İtaatin ikinci ayağı ise “sevgi”dir. Sevgi, insan psikolojisinde harekete geçirici en kuvvetli ögedir. Allah, peygamberi sevin dememiş olmasına rağmen kendisinin onu çok sevdiğini anlıyoruz. Örneğin “ilk yaratılış cevherinin Muhammed’in nurundan yaratıldığı” ve “Hz. Adem toprakla su arasındayken ben peygamberdim” hadisleri, cennetin kapısında “La ilahe illallah, Muhammedür Rasulüllah” yazması Hz. Adem’in bu ismin hatırına af dilemesi. Yani Allah’ın kendi isminin yanına peygamberinin de ismini yazması, elbette bir sevginin ifadesi olduğu gibi iki sevginin yanyana ve ilintili, birbirine bağlı olduğunu gösteriyor. Allah “Levlake levlak ve ma halaktül eflak”- sen olmasaydın alemleri yaratmazdım- diyor. Ona Kuran’da kendi ismi olan Rauf ve Rahim isimlerini vermesi, alemlerin Rabbi kendisi olmasına rağmen, alemlere rahmeti ona dağıttırması, Hz. Adem’den beri bütün peygamberlerin Hz. Muhammed’in geleceğini müjdelemeleri, Allah’ın ona “Habibim”-sevgilim- diye hitabetmesi. Onların sırdaş olduklarını, Allah’ın her sırrını Peygamberine söylemesi ve Peygamber efendimizin tahmin edemiyeceğiniz kadar büyük bir Lafza-i Celali güllerle donatmaya çalışmasını da bu aciz farketmişti… Bütün bunlar Allah’ın bu peygamberini diğer her şeyden daha çok sevdiğini göstermiyor mu? Allah sevdiğine göre Allah’ı sevenlerin de O’nun sevdiklerini sevmesi gerekmez mi? İşte o zaman peygamber sevgisi, Allah sevgisinin içindedir diyebiliriz. Benim düştüğüm hataya siz de düşüp doğrudan peygamberi sevmeye kalkmayınız.

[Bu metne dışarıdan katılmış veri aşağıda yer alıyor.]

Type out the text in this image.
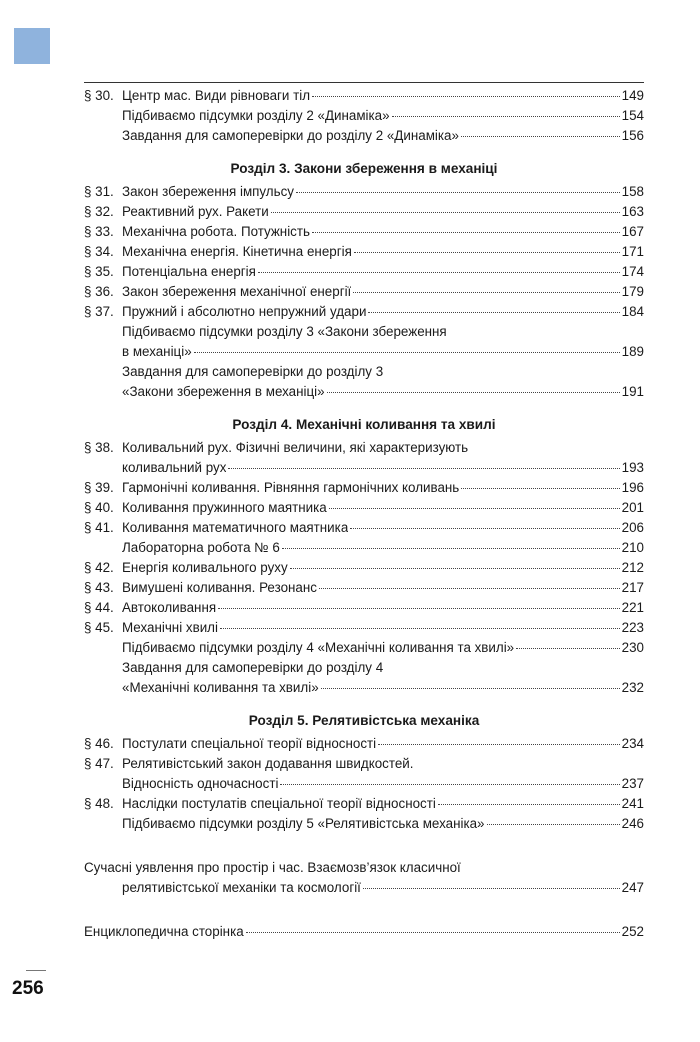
§ 30. Центр мас. Види рівноваги тіл	149
Підбиваємо підсумки розділу 2 «Динаміка»	154
Завдання для самоперевірки до розділу 2 «Динаміка»	156
Розділ 3. Закони збереження в механіці
§ 31. Закон збереження імпульсу	158
§ 32. Реактивний рух. Ракети	163
§ 33. Механічна робота. Потужність	167
§ 34. Механічна енергія. Кінетична енергія	171
§ 35. Потенціальна енергія	174
§ 36. Закон збереження механічної енергії	179
§ 37. Пружний і абсолютно непружний удари	184
Підбиваємо підсумки розділу 3 «Закони збереження
в механіці»	189
Завдання для самоперевірки до розділу 3
«Закони збереження в механіці»	191
Розділ 4. Механічні коливання та хвилі
§ 38. Коливальний рух. Фізичні величини, які характеризують
коливальний рух	193
§ 39. Гармонічні коливання. Рівняння гармонічних коливань	196
§ 40. Коливання пружинного маятника	201
§ 41. Коливання математичного маятника	206
Лабораторна робота № 6	210
§ 42. Енергія коливального руху	212
§ 43. Вимушені коливання. Резонанс	217
§ 44. Автоколивання	221
§ 45. Механічні хвилі	223
Підбиваємо підсумки розділу 4 «Механічні коливання та хвилі»	230
Завдання для самоперевірки до розділу 4
«Механічні коливання та хвилі»	232
Розділ 5. Релятивістська механіка
§ 46. Постулати спеціальної теорії відносності	234
§ 47. Релятивістський закон додавання швидкостей.
Відносність одночасності	237
§ 48. Наслідки постулатів спеціальної теорії відносності	241
Підбиваємо підсумки розділу 5 «Релятивістська механіка»	246
Сучасні уявлення про простір і час. Взаємозв’язок класичної
релятивістської механіки та космології	247
Енциклопедична сторінка	252
256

Salavat konusunda neler söyleyebiliriz? Salavatınız bana iletilir diyor. Çok salavat ediniz diyor. Bu şu anlama geliyor. Salavat dolayısıyla kişinin üzerine rahmet yağıyor.(Bir zatın benim üzerimdeki salavatın verdiği rahmeti söylemesiyle). İkincisi ise peygambere isminiz ne kadar çok söylenirse onun sevgi ve duasını da celbedeceği gerçeğidir. 200 türlü salavat var. Ben sadece birini bilirim “Allahümme salli ala seyyidina Muhammedin ve ala ali seyyidine Muhammed” bu salavat hadisle sabittir ve bütün unsurları kapsar. Okumasını dahi beceremediğiniz uzun salavatlarla uğraşmak yerine bununla yetinip kalan zamanınızı işe ya da okumaya vermeniz daha uygun olur. Hele 4444 defa salati tefriciye okumak gibi, hiç bir hadise dayanmayan, namaz kılmayıp gece gündüz bunu okumakla meşgul olanları anlamak mümkün değil. Bununla üniversite kazanılmaz. Din, kimlerin eline kalıyor Ya Rabbi…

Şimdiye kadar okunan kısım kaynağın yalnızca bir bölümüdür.